Discovery of Novel Peptidomimetic Template for Hepatitis C Virus (HCV) Genotype 4 Inhibition
Eman M. El labbad
Eman Moussa El-labbad
Department of Pharmaceutical Chemistry
Faculty of pharmacy
Ain Shams University
Cairo, Egypt
Abstract:
Hepatitis C virus (HCV) infection has been declared as global health problem in 2007 and approximately 3% of the world's population (roughly 120-180 million people) is estimated to be infected with HCV. Genetically, there are eleven major genotypes. Genotype 4 is principally found in the Middle East, Egypt, and central Africa. The inadequate efficacy and tolerability of the current therapy which is based on interferon and ribavirin warranted significant efforts towards the development of new HCV therapeutics.

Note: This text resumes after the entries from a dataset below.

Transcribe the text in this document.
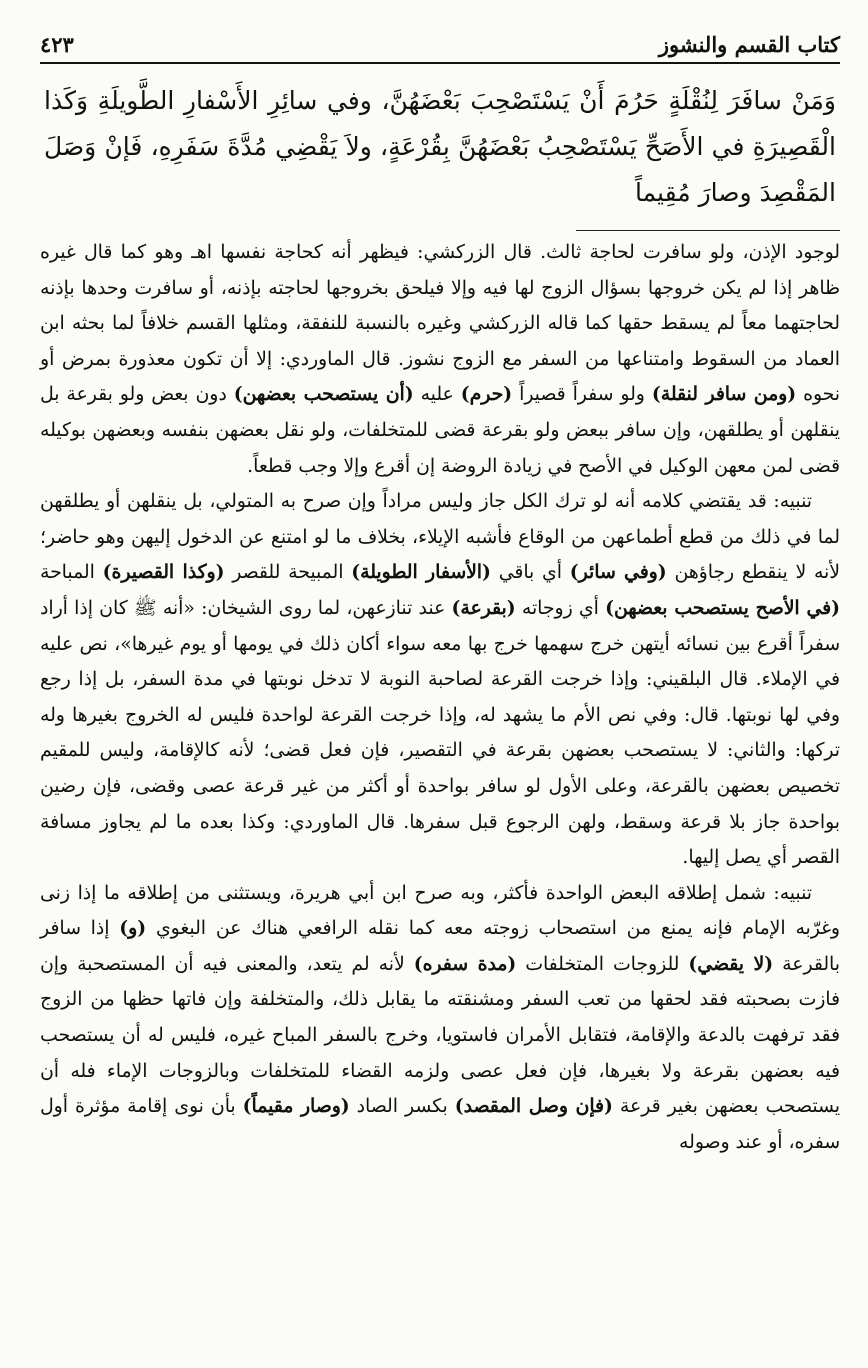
كتاب القسم والنشوز
٤٢٣
وَمَنْ سافَرَ لِنُقْلَةٍ حَرُمَ أَنْ يَسْتَصْحِبَ بَعْضَهُنَّ، وفي سائِرِ الأَسْفارِ الطَّويلَةِ وَكَذا الْقَصِيرَةِ في الأَصَحِّ يَسْتَصْحِبُ بَعْضَهُنَّ بِقُرْعَةٍ، ولاَ يَقْضِي مُدَّةَ سَفَرِهِ، فَإنْ وَصَلَ المَقْصِدَ وصارَ مُقِيماً

لوجود الإذن، ولو سافرت لحاجة ثالث. قال الزركشي: فيظهر أنه كحاجة نفسها اهـ وهو كما قال غيره ظاهر إذا لم يكن خروجها بسؤال الزوج لها فيه وإلا فيلحق بخروجها لحاجته بإذنه، أو سافرت وحدها بإذنه لحاجتهما معاً لم يسقط حقها كما قاله الزركشي وغيره بالنسبة للنفقة، ومثلها القسم خلافاً لما بحثه ابن العماد من السقوط وامتناعها من السفر مع الزوج نشوز. قال الماوردي: إلا أن تكون معذورة بمرض أو نحوه (ومن سافر لنقلة) ولو سفراً قصيراً (حرم) عليه (أن يستصحب بعضهن) دون بعض ولو بقرعة بل ينقلهن أو يطلقهن، وإن سافر ببعض ولو بقرعة قضى للمتخلفات، ولو نقل بعضهن بنفسه وبعضهن بوكيله قضى لمن معهن الوكيل في الأصح في زيادة الروضة إن أقرع وإلا وجب قطعاً.

تنبيه: قد يقتضي كلامه أنه لو ترك الكل جاز وليس مراداً وإن صرح به المتولي، بل ينقلهن أو يطلقهن لما في ذلك من قطع أطماعهن من الوقاع فأشبه الإيلاء، بخلاف ما لو امتنع عن الدخول إليهن وهو حاضر؛ لأنه لا ينقطع رجاؤهن (وفي سائر) أي باقي (الأسفار الطويلة) المبيحة للقصر (وكذا القصيرة) المباحة (في الأصح يستصحب بعضهن) أي زوجاته (بقرعة) عند تنازعهن، لما روى الشيخان: «أنه ﷺ كان إذا أراد سفراً أقرع بين نسائه أيتهن خرج سهمها خرج بها معه سواء أكان ذلك في يومها أو يوم غيرها»، نص عليه في الإملاء. قال البلقيني: وإذا خرجت القرعة لصاحبة النوبة لا تدخل نوبتها في مدة السفر، بل إذا رجع وفي لها نوبتها. قال: وفي نص الأم ما يشهد له، وإذا خرجت القرعة لواحدة فليس له الخروج بغيرها وله تركها: والثاني: لا يستصحب بعضهن بقرعة في التقصير، فإن فعل قضى؛ لأنه كالإقامة، وليس للمقيم تخصيص بعضهن بالقرعة، وعلى الأول لو سافر بواحدة أو أكثر من غير قرعة عصى وقضى، فإن رضين بواحدة جاز بلا قرعة وسقط، ولهن الرجوع قبل سفرها. قال الماوردي: وكذا بعده ما لم يجاوز مسافة القصر أي يصل إليها.

تنبيه: شمل إطلاقه البعض الواحدة فأكثر، وبه صرح ابن أبي هريرة، ويستثنى من إطلاقه ما إذا زنى وغرّبه الإمام فإنه يمنع من استصحاب زوجته معه كما نقله الرافعي هناك عن البغوي (و) إذا سافر بالقرعة (لا يقضي) للزوجات المتخلفات (مدة سفره) لأنه لم يتعد، والمعنى فيه أن المستصحبة وإن فازت بصحبته فقد لحقها من تعب السفر ومشنقته ما يقابل ذلك، والمتخلفة وإن فاتها حظها من الزوج فقد ترفهت بالدعة والإقامة، فتقابل الأمران فاستويا، وخرج بالسفر المباح غيره، فليس له أن يستصحب فيه بعضهن بقرعة ولا بغيرها، فإن فعل عصى ولزمه القضاء للمتخلفات وبالزوجات الإماء فله أن يستصحب بعضهن بغير قرعة (فإن وصل المقصد) بكسر الصاد (وصار مقيماً) بأن نوى إقامة مؤثرة أول سفره، أو عند وصوله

The present study involved the design of new peptidomimetic template for HCV genotype 4 NS3 protease inhibitors. The design was supported by molecular modeling docking study using Accelyrs Discovery Studio 2.5 Cdocker protocol. The designed molecules that have high docking scores and optimum field alignments were synthesized and biologically evaluated for their in vitro anti-HCV genotype-4 activity. The in vitro study measured the effect of the tested designed molecules on the viral load of standardized cell culture system of HepG2 cell line inoculated with HCV genotype 4 extracted from infected patient serum. Most of the tested compounds showed 50-90% inhibition of Hepatitis C viral load, at micro-mole dose level, against untreated HCV positive control using RT-PCR.